En attendant, je devais faire bonne figure, sourire, serrer des mains, faire comme si de rien n'était. Oublier mes tourments pour me consacrer uniquement à mon devoir. Ce jour-là, j'avais décidé de réunir les Onze pour une réunion informelle et il était inévitablement venu le temps de se séparer jusqu'à la prochaine fois. Encore des poignées de main, des sourires affables, des saluts pleins de retenue. Il me tardait d'être en tête à tête avec la solitude, ma vieille amie, là où je pourrai enfin laisser tomber les masques, ne plus faire semblant d'être ce que je n'étais pas. Je me tenais avec eux, dans les jardins d'Acanthe, profitant des premiers rayons du printemps. Les températures se réchauffaient considérablement ces temps-ci et l'atmosphère était douce et agréable. Les premières floraisons commençaient même à embaumer l'air. J'aurais aimé être capable de renaître, exactement comme la nature une fois que l'hiver a tiré sa révérence. Pourtant, mon cœur restait désespérément mort et aride, piégé dans des neiges éternelles. Parfois, il y avait un sursaut de vie, quelque chose qui me rattachait au monde des vivants. Erendis en avait fait partie, mais elle n'était plus là. J'avais volontairement sabordé le seul lien qui me rattachait à la vie et maintenant, j'étais tout seul, comme un con, à faire le clown parmi des gens que je ne supportais qu'à petite dose. J'étais en train de rire à une plaisanterie lancée par un de mes pairs quand le son d'une voix m'électrisa, aussi agréable que des ongles crissant sur un tableau noir. Je n'eus même pas besoin de me retourner pour deviner de qui il s'agissait.

« Le Gall ! » saluai-je, tout en plaquant un sourire factice sur mon visage. « Que me vaut donc ce plaisir ? »
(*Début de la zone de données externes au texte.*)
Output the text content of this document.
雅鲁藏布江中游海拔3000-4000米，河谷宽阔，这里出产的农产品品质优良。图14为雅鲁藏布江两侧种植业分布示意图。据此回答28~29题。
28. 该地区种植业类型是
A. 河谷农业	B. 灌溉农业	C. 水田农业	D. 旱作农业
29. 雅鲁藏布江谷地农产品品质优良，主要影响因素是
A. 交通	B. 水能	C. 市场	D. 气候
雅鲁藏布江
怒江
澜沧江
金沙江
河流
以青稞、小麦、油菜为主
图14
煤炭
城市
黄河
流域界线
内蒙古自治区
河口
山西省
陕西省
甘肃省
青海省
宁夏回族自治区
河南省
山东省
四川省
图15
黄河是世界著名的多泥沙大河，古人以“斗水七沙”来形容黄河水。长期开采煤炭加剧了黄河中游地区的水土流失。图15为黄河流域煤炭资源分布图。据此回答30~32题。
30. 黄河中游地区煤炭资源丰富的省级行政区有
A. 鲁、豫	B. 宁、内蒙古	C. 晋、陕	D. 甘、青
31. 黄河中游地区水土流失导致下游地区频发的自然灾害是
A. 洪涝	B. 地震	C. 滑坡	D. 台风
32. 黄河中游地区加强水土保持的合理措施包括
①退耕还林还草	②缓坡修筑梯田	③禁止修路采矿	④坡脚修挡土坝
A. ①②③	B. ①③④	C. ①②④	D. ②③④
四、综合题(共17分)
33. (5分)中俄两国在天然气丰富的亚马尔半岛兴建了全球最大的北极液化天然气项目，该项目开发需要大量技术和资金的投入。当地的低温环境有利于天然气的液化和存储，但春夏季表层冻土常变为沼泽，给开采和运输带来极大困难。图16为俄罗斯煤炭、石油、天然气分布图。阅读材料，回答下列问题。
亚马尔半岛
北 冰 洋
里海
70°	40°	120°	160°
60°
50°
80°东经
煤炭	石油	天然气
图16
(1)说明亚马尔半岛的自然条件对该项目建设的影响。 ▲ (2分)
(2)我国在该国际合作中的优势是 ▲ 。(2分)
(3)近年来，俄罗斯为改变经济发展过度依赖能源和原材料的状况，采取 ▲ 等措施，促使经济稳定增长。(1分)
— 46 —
De toute évidence, je me moquais d'elle. Quiconque nous fréquentait l'un et l'autre saurait que nous ne pouvions pas nous blairer et encore, c'était un euphémisme. Cela faisait bien des années qu'une guerre ouverte avait éclaté entre nous, ravageant tout sur son passage comme le pire des fléaux. Mon sourire s'élargit. Mon chaos personnel était là, devant moi, et un plaisir malsain commença à pétiller dans mes veines, dans mon corps, comme des dizaines de bulles de champagne. Je jubilais à l'avance car cette rencontre aura le mérite de me sortir de la torpeur dans laquelle j'étais habituellement plongé. Je croisai les bras sur mon torse lorsqu'elle parla de mes cabots et de leurs gloussements. Mon regard accrocha le sien, moqueur comme jamais.
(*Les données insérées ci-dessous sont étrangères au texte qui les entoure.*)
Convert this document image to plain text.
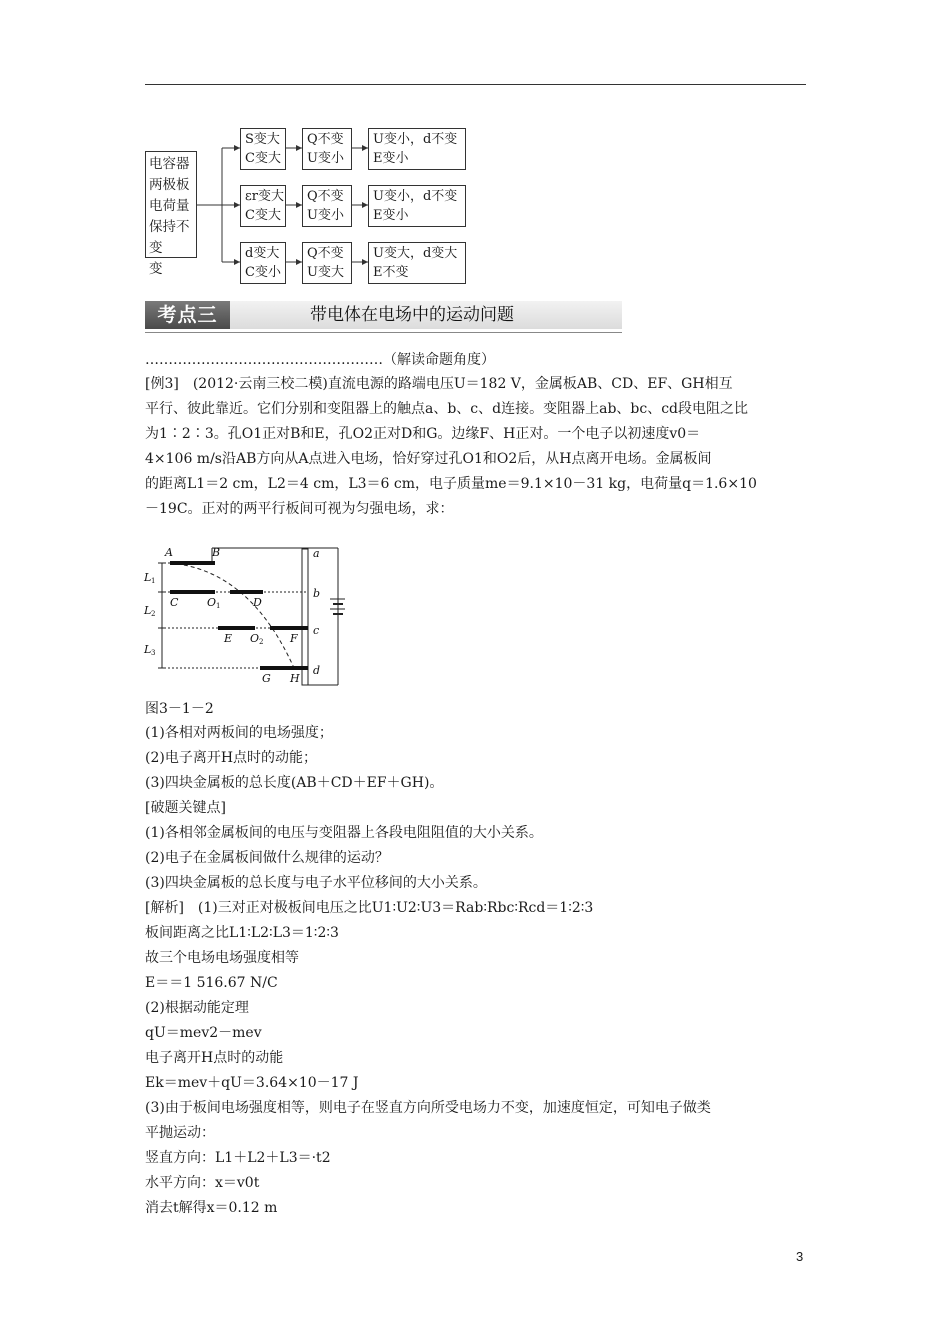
电容器
两极板
电荷量
保持不变
变
S变大
C变大
Q不变
U变小
U变小，d不变
E变小
εr变大
C变大
Q不变
U变小
U变小，d不变
E变小
d变大
C变小
Q不变
U变大
U变大，d变大
E不变
考点三	带电体在电场中的运动问题
……………………………………………（解读命题角度）
[例3]　(2012·云南三校二模)直流电源的路端电压U＝182 V，金属板AB、CD、EF、GH相互
平行、彼此靠近。它们分别和变阻器上的触点a、b、c、d连接。变阻器上ab、bc、cd段电阻之比
为1∶2∶3。孔O1正对B和E，孔O2正对D和G。边缘F、H正对。一个电子以初速度v0＝
4×106 m/s沿AB方向从A点进入电场，恰好穿过孔O1和O2后，从H点离开电场。金属板间
的距离L1＝2 cm，L2＝4 cm，L3＝6 cm，电子质量me＝9.1×10－31 kg，电荷量q＝1.6×10
－19C。正对的两平行板间可视为匀强电场，求：
A	B
C	O 1	D
E O 2 F
G H
a
b
c
d
L 1
L 2
L 3
图3－1－2
(1)各相对两板间的电场强度；
(2)电子离开H点时的动能；
(3)四块金属板的总长度(AB＋CD＋EF＋GH)。
[破题关键点]
(1)各相邻金属板间的电压与变阻器上各段电阻阻值的大小关系。
(2)电子在金属板间做什么规律的运动？
(3)四块金属板的总长度与电子水平位移间的大小关系。
[解析]　(1)三对正对极板间电压之比U1∶U2∶U3＝Rab∶Rbc∶Rcd＝1∶2∶3
板间距离之比L1∶L2∶L3＝1∶2∶3
故三个电场电场强度相等
E＝＝1 516.67 N/C
(2)根据动能定理
qU＝mev2－mev
电子离开H点时的动能
Ek＝mev＋qU＝3.64×10－17 J
(3)由于板间电场强度相等，则电子在竖直方向所受电场力不变，加速度恒定，可知电子做类
平抛运动：
竖直方向：L1＋L2＋L3＝·t2
水平方向：x＝v0t
消去t解得x＝0.12 m
3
« Bientôt, il faudra lui demander la permission pour respirer le même air qu'elle. » lançai-je à l'attention des cabots en question, comme pour les prendre à témoin. « Mais ne te fatigues pas, Le Gall, nous nous en allons, nous ne voudrions pas nous intoxiquer en respirant le même air que toi. »
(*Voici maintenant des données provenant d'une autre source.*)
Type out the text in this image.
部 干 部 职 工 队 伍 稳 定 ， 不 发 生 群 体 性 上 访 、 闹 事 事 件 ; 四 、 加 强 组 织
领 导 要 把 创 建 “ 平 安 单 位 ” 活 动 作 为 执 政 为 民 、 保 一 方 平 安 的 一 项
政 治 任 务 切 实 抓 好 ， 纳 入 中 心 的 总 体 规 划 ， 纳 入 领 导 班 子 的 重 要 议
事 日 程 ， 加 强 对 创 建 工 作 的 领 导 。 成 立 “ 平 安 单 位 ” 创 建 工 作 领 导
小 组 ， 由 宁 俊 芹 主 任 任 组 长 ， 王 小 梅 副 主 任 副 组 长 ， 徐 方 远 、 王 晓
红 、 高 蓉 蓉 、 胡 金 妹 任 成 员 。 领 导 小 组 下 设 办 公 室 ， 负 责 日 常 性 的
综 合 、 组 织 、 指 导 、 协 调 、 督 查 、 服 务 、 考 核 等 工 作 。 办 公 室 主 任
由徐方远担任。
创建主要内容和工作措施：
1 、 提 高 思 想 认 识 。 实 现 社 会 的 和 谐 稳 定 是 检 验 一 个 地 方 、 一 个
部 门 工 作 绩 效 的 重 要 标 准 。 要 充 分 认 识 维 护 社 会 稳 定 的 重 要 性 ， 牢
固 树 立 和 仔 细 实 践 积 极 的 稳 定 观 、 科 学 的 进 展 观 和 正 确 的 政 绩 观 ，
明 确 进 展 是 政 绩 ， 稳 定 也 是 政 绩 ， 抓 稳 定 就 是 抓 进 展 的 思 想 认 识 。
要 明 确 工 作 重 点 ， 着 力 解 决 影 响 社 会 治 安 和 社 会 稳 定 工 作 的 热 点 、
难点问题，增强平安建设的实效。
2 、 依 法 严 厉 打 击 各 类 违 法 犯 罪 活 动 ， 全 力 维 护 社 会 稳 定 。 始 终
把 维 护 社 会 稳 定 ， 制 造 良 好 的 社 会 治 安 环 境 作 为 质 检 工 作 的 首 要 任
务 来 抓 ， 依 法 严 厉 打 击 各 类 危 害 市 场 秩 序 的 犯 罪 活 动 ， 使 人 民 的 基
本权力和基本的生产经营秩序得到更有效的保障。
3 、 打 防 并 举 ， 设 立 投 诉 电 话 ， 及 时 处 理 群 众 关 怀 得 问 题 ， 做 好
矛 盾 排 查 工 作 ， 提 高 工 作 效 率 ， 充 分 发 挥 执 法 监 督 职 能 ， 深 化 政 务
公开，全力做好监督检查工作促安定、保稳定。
Après tout, Léopoldine Le Gall n'était qu'un nuisible que je pouvais écraser d'un coup de talon si je le désirais. Mais tu ne le feras pas, parce que tu as besoin d'elle même si tu ne te l'avoueras jamais. C'était bien là le nœud du problème. Elle était une plaie, une épine dans mon pied et pourtant, je prenais un malin plaisir à la titiller et quelque part, je la considérais comme étant mienne. Il était hors de question que quelqu'un d'autre s'en prenne à mon souffre-douleur préféré, il n'y avait elle qui pouvait m'aider à expier toute cette colère qui me rongeait et ce constat me tuait à petit feu.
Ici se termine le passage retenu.